Advanced Television

Broadband Forum now an ‘open’ organisation

December 6, 2019

Broadband Forum has become an ‘open’ organisation – making all of its work visible to the industry.

The by-law amendment was passed on October 14th and the transition was confirmed at its Q4 meeting in Panama City, Panama. Broadband Forum says the move reflects its leadership in ushering in an industry-wide evolution to greater agility and transparency that aims to strike the right balance between open source and standards, further opening the whole broadband ecosystem by continuing to drive interoperability and an open market.

“Our move to an open organisation is very much like the key piece of a giant jigsaw puzzle that we have been working on for a number of years, so it is fulfilling to step back and look at the significant transformation that we’ve achieved to date,” said Robin Mersh, CEO of Broadband Forum. “That said, our evolution continues in step with the transformations taking place across the entire broadband industry. Broadband Forum is very much taking a leading role here; we are one of the first to make the shift, becoming much more like our sister organisations such as the IETF, the IEEE and the ITU. We would encourage anyone who is interested in helping open the whole broadband ecosystem to come and see the work we do in promoting both open source and standards.”

Julie Kunstler, Principal Analyst at Ovum, predicts that Broadband Forum’s move to being open will be welcomed by players across the ecosystem of the broadband industry.

“Broadband Forum’s shift to a more ‘open’ organisation is a positive one that aligns with the industry trends,” she said. “The move should be welcomed by service providers and vendors as it promotes agility and interoperability, keeping pace with the rapid changes across the communications and media industries.”

Broadband Forum’s transformation began at an Atlanta strategy workshop in 2016 when it committed to embracing the best of open source and standards development.
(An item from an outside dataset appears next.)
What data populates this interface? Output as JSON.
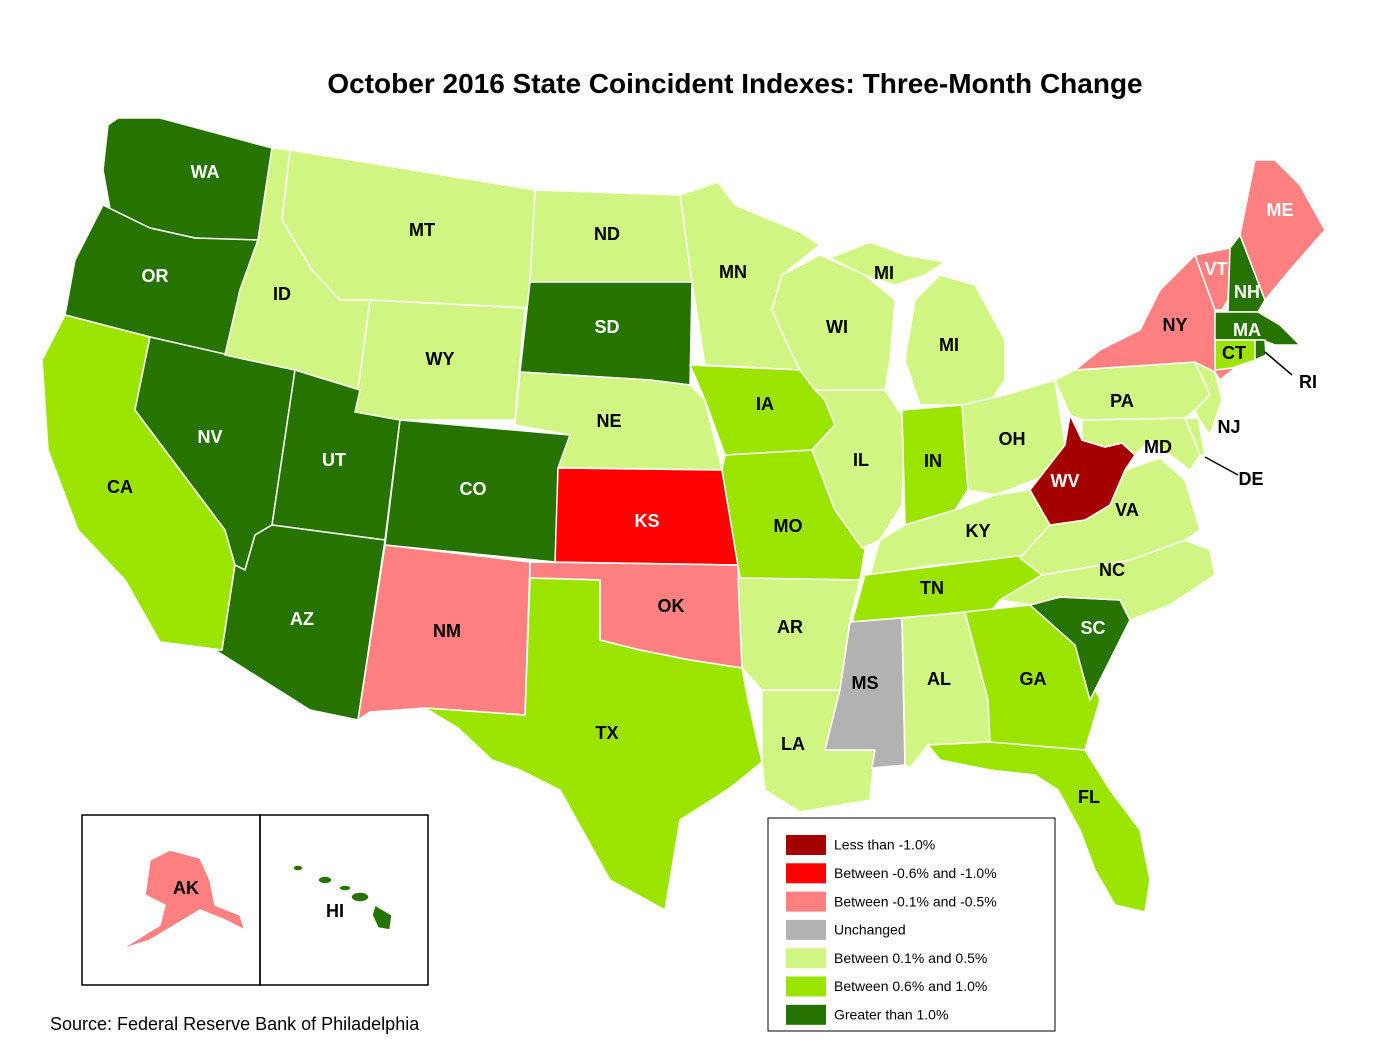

It instigated new agile methods for rapid delivery of innovative software and standards to deliver significantly faster time-to-market and an enhanced Dev/Ops approach.

The Forum’s efforts to modify traditional standards development by marrying the work with software development, with a particular focus on increasing programmability and agility, resulted in the rapid launch of a number of projects, including YANG modelling, Cloud Central Office (CloudCO), data modeling and, ultimately, its Open Broadband projects – Broadband Access Abstraction (OB-BAA), USP Agent (OB-USP-AGENT) and Multi Access Point (OB-MAP).

Broadband Forum’s work has continued to progress rapidly, with initiatives being undertaken across key areas including 5G, the Connected Home, Open Broadband and next-generation access. Some of these achievements were showcased at Broadband World Forum 2019, where demonstrations of CloudCO (see video here), Connected Home (see video of services as a USP extension demo here and services as USP software module using containers here), and Broadband QED (see video here) initiatives took place, showing how Broadband Forum now works to quickly move concepts to practical implementations. The development of Broadband Forum’s Open Broadband Labs (OB-Labs) across the world has also helped accelerate global migration to cloud-based broadband infrastructure, enabled open source collaboration and ensured interoperability.

Broadband Forum is building on this initiative by launching two more OB-Labs. University of New Hampshire InterOperability Laboratory (UNH-IOL) and LAN (which is specifically focused on the Forum BBF.247 PON Certification) have now joined OB-Labs in Asia and Europe (EANTC), providing an industry sandbox to accelerate multi-vendor innovation and incubation in areas like 5G, network slicing, and wireless-wireline convergence worldwide.